Beatriz Milhazes

Birmingham Museum of Art

Beatriz Milhazes's acrylic paintings have the surging, breathtaking rhythm of a good fireworks display. Explosions of intense color combine and overlap without losing their own distinctive character. The efflorescence of hue in each painting is dramatic; it builds and develops. A small bouquet of flowers at the bottom of O Cravo e a Rosa (The clove and the rose), 2000, becomes the base of a vertical composition built of ever-larger petaled shapes, culminating in an ethereal, silvery blue cloudlike pattern that occupies nearly a third of the canvas. Milhazes captures that paradoxical moment when succession becomes indistinguishable from simultaneity, as in the finale of the pyrotechnic show—a series of bursts, each more spectacular than the last, that follow one another in time yet also hang together in the air for just an instant. This recent exhibition of paintings and screen prints, coorganized with the Ikon Gallery in Birmingham, England, was the Brazilian artist's first museum show in the United States.

Milhazes's particular sense of temporality may be an effect of her distinctive technique. Though she generally applies background colors and compositional sketches directly to the canvas, many of the central motifs are first painted on sheets of plastic that are then pressed to the canvas, transferring the images. The accretion of elements behind and beneath one another constitutes both an archaeological record of the painting's development over time and the complex final image. One might think Milhazes's brushless technique would make for cool and inexpressive paintings, but this is not the case: Each motif looks distinctly handmade. The artist's touch is evident, and repeated elements are never identical, since the process of pressing the images onto the canvas is imperfect; often they do not transfer evenly or smoothly. Milhazes also leaves behind traces of her compositional drawings. The surfaces of her canvases are rich palimpsests of overlaid images, some fully present, some masked, some only ghosts of abandoned possibilities.
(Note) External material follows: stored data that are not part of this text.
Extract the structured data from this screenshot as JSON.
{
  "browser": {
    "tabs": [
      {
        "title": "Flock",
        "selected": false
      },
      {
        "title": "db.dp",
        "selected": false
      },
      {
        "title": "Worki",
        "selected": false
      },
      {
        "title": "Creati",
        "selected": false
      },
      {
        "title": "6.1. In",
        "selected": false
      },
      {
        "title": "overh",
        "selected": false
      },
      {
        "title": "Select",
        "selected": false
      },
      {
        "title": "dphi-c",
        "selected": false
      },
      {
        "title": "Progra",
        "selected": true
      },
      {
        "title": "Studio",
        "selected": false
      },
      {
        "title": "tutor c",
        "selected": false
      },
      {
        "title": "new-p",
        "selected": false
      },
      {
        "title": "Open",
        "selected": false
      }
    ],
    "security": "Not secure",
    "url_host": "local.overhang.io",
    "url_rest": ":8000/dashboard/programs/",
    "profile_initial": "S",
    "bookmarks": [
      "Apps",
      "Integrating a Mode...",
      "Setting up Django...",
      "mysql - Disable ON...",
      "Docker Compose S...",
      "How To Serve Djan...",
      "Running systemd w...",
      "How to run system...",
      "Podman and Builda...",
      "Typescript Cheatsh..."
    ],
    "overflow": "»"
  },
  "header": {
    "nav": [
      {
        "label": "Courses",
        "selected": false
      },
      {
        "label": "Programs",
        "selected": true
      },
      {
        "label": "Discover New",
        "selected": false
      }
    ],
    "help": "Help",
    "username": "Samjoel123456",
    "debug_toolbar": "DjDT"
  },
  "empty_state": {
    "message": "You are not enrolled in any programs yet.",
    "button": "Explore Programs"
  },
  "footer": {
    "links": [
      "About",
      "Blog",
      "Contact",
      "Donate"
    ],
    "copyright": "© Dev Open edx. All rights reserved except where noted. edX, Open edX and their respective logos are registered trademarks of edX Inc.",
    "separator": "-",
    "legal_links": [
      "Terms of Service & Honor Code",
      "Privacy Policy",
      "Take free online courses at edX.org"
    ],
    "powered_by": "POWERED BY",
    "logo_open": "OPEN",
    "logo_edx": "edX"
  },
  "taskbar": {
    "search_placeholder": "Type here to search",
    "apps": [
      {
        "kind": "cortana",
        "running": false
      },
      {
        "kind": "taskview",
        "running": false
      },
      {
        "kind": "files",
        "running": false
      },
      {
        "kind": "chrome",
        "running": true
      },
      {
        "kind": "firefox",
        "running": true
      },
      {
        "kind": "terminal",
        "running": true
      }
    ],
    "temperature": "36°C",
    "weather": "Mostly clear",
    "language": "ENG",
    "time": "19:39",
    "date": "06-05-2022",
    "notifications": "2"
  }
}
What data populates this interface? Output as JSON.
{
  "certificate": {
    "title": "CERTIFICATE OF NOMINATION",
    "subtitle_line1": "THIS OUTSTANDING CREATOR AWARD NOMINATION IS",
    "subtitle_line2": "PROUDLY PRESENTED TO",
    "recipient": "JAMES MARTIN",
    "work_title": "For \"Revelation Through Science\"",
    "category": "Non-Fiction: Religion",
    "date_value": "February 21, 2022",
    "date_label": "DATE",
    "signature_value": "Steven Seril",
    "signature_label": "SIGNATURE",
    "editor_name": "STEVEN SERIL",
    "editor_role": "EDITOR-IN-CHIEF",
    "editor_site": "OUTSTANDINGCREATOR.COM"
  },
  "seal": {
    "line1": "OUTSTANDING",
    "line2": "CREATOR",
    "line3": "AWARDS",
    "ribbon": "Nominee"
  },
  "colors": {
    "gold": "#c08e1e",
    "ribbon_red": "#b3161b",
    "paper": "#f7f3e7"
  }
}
Milhazes has said that her technique is intended to give painting some of the qualities of modernist collage. The uneven surface that results equally creates the impression of décollage, of images revealed when others are peeled away.

The sense of suspended temporality in Milhazes's work is deepened by her use of a vocabulary of decorative forms from the past, frequently reminiscent of antique wallpaper, greeting cards, and posters. Flowers abound, as do elegant strands of beads, arrangements of concentric circles, and sweeping arabesques. The elegiac In Albis, 1995-96, is stately yet energetic: Against a dark ground, lacy mandala-like circles are juxtaposed with a dark blue heart, ribbons, blue and white roses, circles, beads, and vertical filigree shapes suggestive of chandeliers. A Infanta, 1996, in contrast, combines lace and ribbon images with flowers and peace symbols that evoke the psychedelic poster art of the '60s. Milhazes embraces mods that might become kitschy or corny in less adroit hands. She exhibits the same fearlessness with respect to cultural stereotypes. O Guitarrista, 2000, offers a dazzling helical strand of exotic flowers against an ocher ground; the image seems self-consciously “tropical.” But Milhazes makes it simultaneously a carnivalesque celebration of her Brazilian identity and an acknowledgment of how that identity has sometimes been packaged for the rest of the world. Her work suggests that she neither presumes her imagery to be innocent nor feels the need to subject it to withering irony, preferring to maintain an attitude of knowing generosity.